I'm not suggesting nobody cares, what I'm asking is who is it that cares? Certainly it's a life-changing event for the parents of any new child, so they go at the top of the list. Next in line would be their families, then friends, then associates, and so on. At some point fans of the co-founder of Facebook presumably care, as do writers for Yahoo.

Meanwhile, North Korea was testing hydrogen bombs.

There you have one news story with limited impact on the average person's life, and another news story with considerably greater potential. Which of these stories, if you were to put them in your novel, would keep your reader up at night turning pages?

Fact is, either one is fair game, since a comedy-drama can easily exploit the challenges of something as normal as parenthood, while the threat of nuclear war is a spy thriller staple. Perhaps even better, combine them: if the undercover agent's wife or daughter has just given birth, does that not raise the stakes for the hero?

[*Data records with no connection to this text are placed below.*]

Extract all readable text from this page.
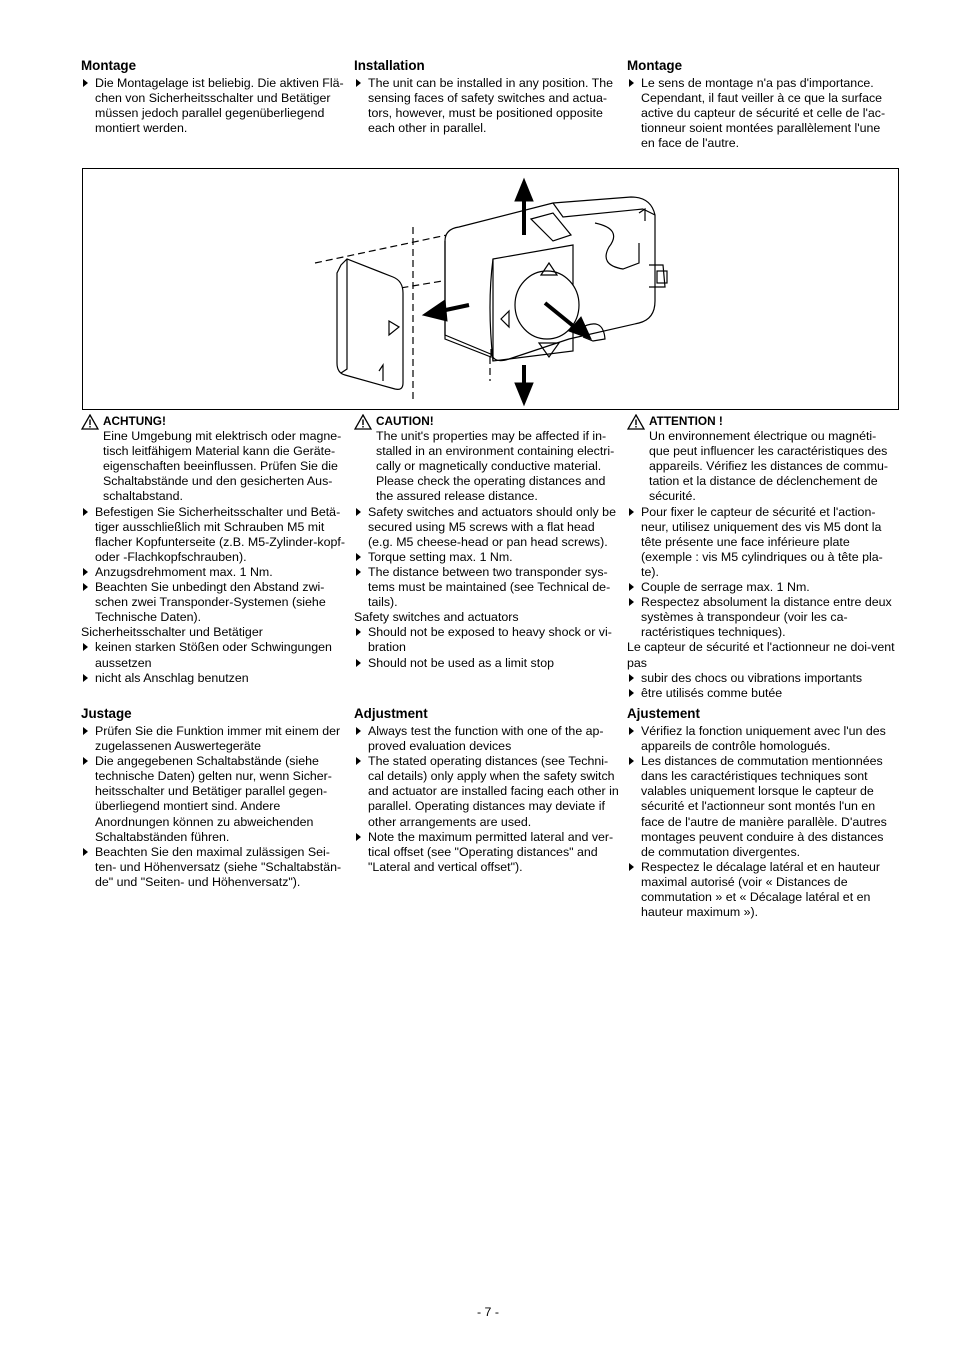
Montage
Die Montagelage ist beliebig. Die aktiven Flä-chen von Sicherheitsschalter und Betätiger müssen jedoch parallel gegenüberliegend montiert werden.
Installation
The unit can be installed in any position. The sensing faces of safety switches and actua-tors, however, must be positioned opposite each other in parallel.
Montage
Le sens de montage n'a pas d'importance. Cependant, il faut veiller à ce que la surface active du capteur de sécurité et celle de l'ac-tionneur soient montées parallèlement l'une en face de l'autre.
ACHTUNG!
Eine Umgebung mit elektrisch oder magne-tisch leitfähigem Material kann die Geräte-eigenschaften beeinflussen. Prüfen Sie die Schaltabstände und den gesicherten Aus-schaltabstand.
Befestigen Sie Sicherheitsschalter und Betä-tiger ausschließlich mit Schrauben M5 mit flacher Kopfunterseite (z.B. M5-Zylinder-kopf- oder -Flachkopfschrauben).
Anzugsdrehmoment max. 1 Nm.
Beachten Sie unbedingt den Abstand zwi-schen zwei Transponder-Systemen (siehe Technische Daten).

Sicherheitsschalter und Betätiger

keinen starken Stößen oder Schwingungen aussetzen
nicht als Anschlag benutzen
CAUTION!
The unit's properties may be affected if in-stalled in an environment containing electri-cally or magnetically conductive material. Please check the operating distances and the assured release distance.
Safety switches and actuators should only be secured using M5 screws with a flat head (e.g. M5 cheese-head or pan head screws).
Torque setting max. 1 Nm.
The distance between two transponder sys-tems must be maintained (see Technical de-tails).

Safety switches and actuators

Should not be exposed to heavy shock or vi-bration
Should not be used as a limit stop
ATTENTION !
Un environnement électrique ou magnéti-que peut influencer les caractéristiques des appareils. Vérifiez les distances de commu-tation et la distance de déclenchement de sécurité.
Pour fixer le capteur de sécurité et l'action-neur, utilisez uniquement des vis M5 dont la tête présente une face inférieure plate (exemple : vis M5 cylindriques ou à tête pla-te).
Couple de serrage max. 1 Nm.
Respectez absolument la distance entre deux systèmes à transpondeur (voir les ca-ractéristiques techniques).

Le capteur de sécurité et l'actionneur ne doi-vent pas

subir des chocs ou vibrations importants
être utilisés comme butée
Justage
Prüfen Sie die Funktion immer mit einem der zugelassenen Auswertegeräte
Die angegebenen Schaltabstände (siehe technische Daten) gelten nur, wenn Sicher-heitsschalter und Betätiger parallel gegen-überliegend montiert sind. Andere Anordnungen können zu abweichenden Schaltabständen führen.
Beachten Sie den maximal zulässigen Sei-ten- und Höhenversatz (siehe "Schaltabstän-de" und "Seiten- und Höhenversatz").
Adjustment
Always test the function with one of the ap-proved evaluation devices
The stated operating distances (see Techni-cal details) only apply when the safety switch and actuator are installed facing each other in parallel. Operating distances may deviate if other arrangements are used.
Note the maximum permitted lateral and ver-tical offset (see "Operating distances" and "Lateral and vertical offset").
Ajustement
Vérifiez la fonction uniquement avec l'un des appareils de contrôle homologués.
Les distances de commutation mentionnées dans les caractéristiques techniques sont valables uniquement lorsque le capteur de sécurité et l'actionneur sont montés l'un en face de l'autre de manière parallèle. D'autres montages peuvent conduire à des distances de commutation divergentes.
Respectez le décalage latéral et en hauteur maximal autorisé (voir « Distances de commutation » et « Décalage latéral et en hauteur maximum »).
- 7 -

The point is, every life event, however big or small, can have a role in a story if it furthers the plot or adds a layer of interest. Like reporters always looking for a scoop, storytellers need look no further than the daily events around us to find plausible plot points and twists.

As you look back over your own life, there are certain episodes that stand out in your mind more than others. These headlines of your life are step one if you're writing a memoir, but any one of them makes you uniquely qualified to fictionalize it as an event in your novel. You had to live through it; why not capitalize on it?

It's good to think of the significant events in your novel as if they were headlines, and to make each one newsworthy. Some may be a personal crisis just for the hero while others may be the basis for widespread panic. Give your characters captivating headlines to live out, and your audience will stick around to read all about it.